A l’heure, où strip poker suite à l’affaire Cahuzac oblige, nos gouvernants nous convient à présent à un véritable potlatch de scooters et vélos

Pendant qu’à l’instar de nos Obama ou Hollande, notre tribun néo-stalinien et multi cumulard national qui, avant sa démission du Sénat suite à son élection au parlement européen en juin 2009 aurait émargé pendant au mois quelques mois (entre ses mandats et indemnités de parlementaire européen et sénateur français entre juillet 2009 et janvier 2010 ?) à quelque 30 000 euros mensuels et donc 360 000 annuels, propose de confisquer comme par hasard les revenus de tous ceux qui auraient gagné plus  …

Retour avec la sociologue Janine Mossuz-Lavau …

Entre culture paysanne, catholicisme et marxisme plus ou moins bien digérés …

Sur ce tabou si français de l’argent de la fille aînée de l’Eglise

« L’argent est encore plus tabou que la sexualité »

Propos recueillis par Guirec Gombert

Le Figaro

0/08/2007

Janine Mossuz-Lavau, directrice de recherche au Centre de la vie politique française, estime que les jeunes osent plus parler d’argent que les générations pércédentes.

Le Figaro.fr : L’argent demeure-t-il tabou pour les Français ?

Janine Mossuz-Lavau : D’après mon enquête ce sujet est encore plus tabou que la sexualité.

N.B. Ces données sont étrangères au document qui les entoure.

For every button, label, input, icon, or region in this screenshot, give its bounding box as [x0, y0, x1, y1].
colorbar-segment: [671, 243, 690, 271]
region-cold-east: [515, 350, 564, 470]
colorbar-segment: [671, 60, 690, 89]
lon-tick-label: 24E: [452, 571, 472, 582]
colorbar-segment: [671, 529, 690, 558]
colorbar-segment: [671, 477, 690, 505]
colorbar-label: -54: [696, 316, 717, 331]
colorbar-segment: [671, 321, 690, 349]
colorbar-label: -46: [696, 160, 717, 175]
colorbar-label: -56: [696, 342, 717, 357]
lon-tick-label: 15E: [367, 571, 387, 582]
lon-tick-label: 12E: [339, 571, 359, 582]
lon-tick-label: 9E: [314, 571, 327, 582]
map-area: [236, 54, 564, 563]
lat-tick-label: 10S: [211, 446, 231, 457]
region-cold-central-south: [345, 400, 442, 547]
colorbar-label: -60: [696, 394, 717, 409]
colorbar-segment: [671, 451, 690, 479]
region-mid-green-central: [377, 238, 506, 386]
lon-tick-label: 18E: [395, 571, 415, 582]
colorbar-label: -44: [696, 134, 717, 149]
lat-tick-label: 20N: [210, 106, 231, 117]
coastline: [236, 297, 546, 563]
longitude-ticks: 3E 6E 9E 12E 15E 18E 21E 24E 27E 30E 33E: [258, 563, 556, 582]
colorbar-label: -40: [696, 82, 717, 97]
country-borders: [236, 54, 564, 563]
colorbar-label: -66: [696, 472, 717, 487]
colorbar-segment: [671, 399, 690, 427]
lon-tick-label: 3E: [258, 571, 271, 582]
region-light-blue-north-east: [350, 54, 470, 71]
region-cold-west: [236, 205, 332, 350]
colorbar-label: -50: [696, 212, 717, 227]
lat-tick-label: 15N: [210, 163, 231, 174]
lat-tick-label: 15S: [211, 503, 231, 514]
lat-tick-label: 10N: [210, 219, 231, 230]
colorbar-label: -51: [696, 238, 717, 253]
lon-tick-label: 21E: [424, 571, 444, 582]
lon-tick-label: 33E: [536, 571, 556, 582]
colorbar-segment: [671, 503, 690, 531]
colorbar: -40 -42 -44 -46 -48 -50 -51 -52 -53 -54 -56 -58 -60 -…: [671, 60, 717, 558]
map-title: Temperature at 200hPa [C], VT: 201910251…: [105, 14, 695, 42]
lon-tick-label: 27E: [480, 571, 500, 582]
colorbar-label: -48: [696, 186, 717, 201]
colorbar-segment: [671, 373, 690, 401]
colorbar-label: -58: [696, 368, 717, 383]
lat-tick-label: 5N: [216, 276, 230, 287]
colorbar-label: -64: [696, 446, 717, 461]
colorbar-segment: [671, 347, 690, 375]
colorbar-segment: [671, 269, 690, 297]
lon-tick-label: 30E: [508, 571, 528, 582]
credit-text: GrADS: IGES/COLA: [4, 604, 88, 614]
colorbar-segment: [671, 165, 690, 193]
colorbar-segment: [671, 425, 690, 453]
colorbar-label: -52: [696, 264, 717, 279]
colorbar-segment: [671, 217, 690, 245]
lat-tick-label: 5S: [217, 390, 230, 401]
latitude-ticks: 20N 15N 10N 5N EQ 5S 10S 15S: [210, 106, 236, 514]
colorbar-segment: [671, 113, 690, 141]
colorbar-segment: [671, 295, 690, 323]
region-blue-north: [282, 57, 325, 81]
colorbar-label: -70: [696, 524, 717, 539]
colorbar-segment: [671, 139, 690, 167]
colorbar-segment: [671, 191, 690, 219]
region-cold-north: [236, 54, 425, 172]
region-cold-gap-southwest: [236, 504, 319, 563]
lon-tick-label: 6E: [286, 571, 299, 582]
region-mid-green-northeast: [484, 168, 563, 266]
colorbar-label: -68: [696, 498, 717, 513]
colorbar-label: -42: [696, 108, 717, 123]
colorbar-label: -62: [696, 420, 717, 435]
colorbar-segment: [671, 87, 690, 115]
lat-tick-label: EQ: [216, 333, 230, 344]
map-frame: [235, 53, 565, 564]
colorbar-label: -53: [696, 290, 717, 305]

A mon sens, trois raisons continuent de l’expliquer. La première est que nous sommes tous issus d’une culture paysanne où l’on gardait l’argent à la maison. Il ne fallait pas en parler par peur de se le faire voler, et le conserver en cas de coups durs, de mauvaises récoltes notamment. La deuxième raison tient au catholicisme, qui est la religion des pauvres. Une phrase de l’évangile que l’on prête à Jésus le résume très bien : « Il est plus facile pour un chameau de passer par le chas d’une aiguille que pour le riche d’entrer au royaume des cieux. » Enfin, la troisième raison est l’influence du marxisme. Nous avons retenu que le profit c’est immoral. Il suffit de se rendre à un dîner entre amis pour constater que nous ne savons pas forcément combien les gens gagnent et nous n’en parlons pas si facilement. Cela change doucement chez les jeunes, plus à l’aise pour en parler.

Les hommes et les femmes ont-il un rapport différent à l’argent ?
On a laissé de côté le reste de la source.